Ponieważ wcześniejsze prośby okazały się nieskuteczne, prezydent Chełma podjął stanowcze działania przeciw zaśmiecaniu miasta plakatami reklamującymi mecze piłkarskiej Chełmianki. Klub otrzyma mniej pieniędzy.
Ostatnie dwa tygodnie były wyjątkowo pracowite dla pracowników Miejskiego Przedsiębiorstwa Gospodarki Komunalnej w Chełmie. Musieli oni usuwać plakaty i naklejki, które regularnie pojawiały się na miejskiej infrastrukturze – na barierkach, znakach drogowych, koszach, a przede wszystkim na latarniach. Za te działania ma być odpowiedzialna Chełmianka.
Jakub Banaszek publicznie poruszył tę sprawę w mediach społecznościowych, podkreślając, że nadszedł czas na bardziej stanowcze działania. Rozwiązaniem problemu nagminnego zaśmiecania miasta ma być zmniejszenie dotacji dla klubu - najpierw o 20 tys. zł, a teraz o kolejne 10 tys. zł. Całość tych funduszy ma zostać przeznaczona na sprzątanie obiektów miejskich.
- Niestety, ale prośby, rozmowy nie przynoszą efektu, a miejska infrastruktura jest sukcesywnie niszczona. Szkoda, ale próbowaliśmy, prosiliśmy, apelowaliśmy- czytamy w poście Banaszka.
To jednak nie koniec strat dla klubu. Prezydent zapowiedział także zmniejszenie dotacji w przyszłorocznym budżecie o 200 tys. zł. Ta informacja wzbudziła wiele emocji w komentarzach, z których większość wyrażała wsparcie dla Chełmianki.
Padło pytanie: „Dlaczego karać klub?”. Wielu mieszkańców uważa, że to kibice, a nie sam klub, są odpowiedzialni za zaśmiecanie miasta. Argumentowali również, że plakaty pełnią ważną rolę, szczególnie dla osób starszych, które często nie korzystają z Internetu i dowiadują się o meczach właśnie dzięki transparentom.

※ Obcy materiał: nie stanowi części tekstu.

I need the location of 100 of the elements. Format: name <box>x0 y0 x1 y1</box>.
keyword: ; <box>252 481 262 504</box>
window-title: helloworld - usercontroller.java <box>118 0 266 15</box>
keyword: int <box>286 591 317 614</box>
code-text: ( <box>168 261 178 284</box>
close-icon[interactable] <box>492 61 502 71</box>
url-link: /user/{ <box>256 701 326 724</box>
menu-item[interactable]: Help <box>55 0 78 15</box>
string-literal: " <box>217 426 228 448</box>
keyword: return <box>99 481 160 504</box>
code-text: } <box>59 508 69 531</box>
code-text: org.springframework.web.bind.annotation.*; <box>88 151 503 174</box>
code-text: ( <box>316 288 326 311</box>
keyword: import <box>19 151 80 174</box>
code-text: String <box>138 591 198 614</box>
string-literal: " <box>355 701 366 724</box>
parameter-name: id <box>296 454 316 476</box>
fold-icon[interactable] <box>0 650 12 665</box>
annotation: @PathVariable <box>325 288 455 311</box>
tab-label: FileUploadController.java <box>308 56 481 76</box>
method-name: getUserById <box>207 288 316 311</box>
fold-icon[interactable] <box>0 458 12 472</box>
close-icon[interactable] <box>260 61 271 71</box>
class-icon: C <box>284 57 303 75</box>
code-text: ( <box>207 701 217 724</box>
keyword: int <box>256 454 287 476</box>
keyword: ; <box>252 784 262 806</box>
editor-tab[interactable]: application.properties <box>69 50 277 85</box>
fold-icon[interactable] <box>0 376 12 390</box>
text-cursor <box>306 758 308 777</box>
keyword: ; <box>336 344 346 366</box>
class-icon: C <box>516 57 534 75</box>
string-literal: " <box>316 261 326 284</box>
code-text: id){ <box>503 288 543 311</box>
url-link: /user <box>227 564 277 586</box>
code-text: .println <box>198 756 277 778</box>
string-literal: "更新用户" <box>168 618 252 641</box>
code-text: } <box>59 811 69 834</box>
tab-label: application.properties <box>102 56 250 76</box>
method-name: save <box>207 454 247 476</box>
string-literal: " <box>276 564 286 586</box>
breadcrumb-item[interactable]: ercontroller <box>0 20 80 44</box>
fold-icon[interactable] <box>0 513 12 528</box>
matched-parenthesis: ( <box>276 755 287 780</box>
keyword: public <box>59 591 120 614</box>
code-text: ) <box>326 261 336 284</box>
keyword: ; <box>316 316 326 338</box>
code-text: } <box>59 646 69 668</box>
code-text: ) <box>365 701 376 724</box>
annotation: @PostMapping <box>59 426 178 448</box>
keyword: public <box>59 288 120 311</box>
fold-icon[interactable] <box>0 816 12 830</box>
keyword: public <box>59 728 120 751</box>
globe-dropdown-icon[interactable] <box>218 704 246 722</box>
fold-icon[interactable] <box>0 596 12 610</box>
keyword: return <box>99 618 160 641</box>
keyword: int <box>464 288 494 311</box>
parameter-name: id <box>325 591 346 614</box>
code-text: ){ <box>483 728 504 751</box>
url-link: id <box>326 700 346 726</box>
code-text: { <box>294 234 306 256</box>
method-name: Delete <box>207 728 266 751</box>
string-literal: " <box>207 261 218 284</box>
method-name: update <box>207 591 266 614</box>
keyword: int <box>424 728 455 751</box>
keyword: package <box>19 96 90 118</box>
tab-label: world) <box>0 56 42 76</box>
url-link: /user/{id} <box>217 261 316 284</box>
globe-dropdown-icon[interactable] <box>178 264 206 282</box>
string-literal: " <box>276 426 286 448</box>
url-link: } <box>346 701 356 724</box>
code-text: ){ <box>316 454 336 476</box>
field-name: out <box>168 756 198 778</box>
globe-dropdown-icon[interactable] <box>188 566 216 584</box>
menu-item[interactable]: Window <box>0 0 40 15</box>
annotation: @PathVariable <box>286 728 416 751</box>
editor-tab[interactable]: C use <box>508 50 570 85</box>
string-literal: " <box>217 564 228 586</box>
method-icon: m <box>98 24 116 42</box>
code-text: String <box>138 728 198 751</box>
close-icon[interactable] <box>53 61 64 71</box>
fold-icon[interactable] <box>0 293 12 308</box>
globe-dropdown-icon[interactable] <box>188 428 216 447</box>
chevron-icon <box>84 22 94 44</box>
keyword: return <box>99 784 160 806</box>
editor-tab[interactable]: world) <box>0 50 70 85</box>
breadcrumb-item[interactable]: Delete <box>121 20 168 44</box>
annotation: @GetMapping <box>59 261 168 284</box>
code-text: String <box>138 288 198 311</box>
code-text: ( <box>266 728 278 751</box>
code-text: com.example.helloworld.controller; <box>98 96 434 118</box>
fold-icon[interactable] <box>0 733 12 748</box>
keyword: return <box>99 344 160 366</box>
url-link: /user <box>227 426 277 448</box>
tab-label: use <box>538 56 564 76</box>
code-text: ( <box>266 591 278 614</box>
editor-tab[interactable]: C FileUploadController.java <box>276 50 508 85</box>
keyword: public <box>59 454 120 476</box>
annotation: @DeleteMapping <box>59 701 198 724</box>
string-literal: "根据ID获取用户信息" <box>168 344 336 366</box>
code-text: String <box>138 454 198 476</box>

Aby rozwiązać problem bez obcinania klubowi funduszy, mieszkańcy zaproponowali różne alternatywy. Najczęściej wymieniano postawienie tablic ogłoszeniowych, które mogłyby służyć do promowania meczów, oraz wprowadzenie tzw. bramek SMS — za niewielką opłatą kibice mogliby otrzymywać wiadomości SMS z informacjami o nadchodzących meczach.
Warto podkreślić, że choć utrzymanie porządku w Chełmie jest obowiązkiem powierzonym MPGK przez miasto, to obklejanie miejskiej infrastruktury pozostaje aktem wandalizmu. Takie działania generują dodatkowe koszty, którymi w konsekwencji obciążani są mieszkańcy.
- Po dłuższym czasie, gdy materiały są zrywane lub niszczeją, pozostawiają trudne do usunięcia ślady kleju lub taśmy zaś urywane elementy koszy ulicznych utrudniają ich odpowiednią eksploatację - informuje Jakub Oleszczuk z MPGK Chełm.
Spółka szacuje, że za obecne utrzymanie w czystości małej architektury miejskiej, naprawę zdewastowanych elementów czy jej wymianę wyniosą w tym roku ok. 120 – 170 tys. zł.
- Estetyka miejska to nie tylko kwestia wyglądu, ale także funkcji. Nikt przecież nie skorzysta z zniszczonej ławeczki z połamanymi szczeblami ani nie będzie chętny do zrobienia sobie zdjęcia w miejscu zdewastowanym - podkreśla MPGK. - Liczymy, że ciężka praca, jaką jest usuwanie naklejek, zostanie uszanowana i słupy pozostaną czyste.
To życzenie ma się wkrótce spełnić. W przyszłorocznym budżecie obywatelskim Chełma uwzględniono projekt zakupu 40 słupów ogłoszeniowych za kwotę 200 tys zł.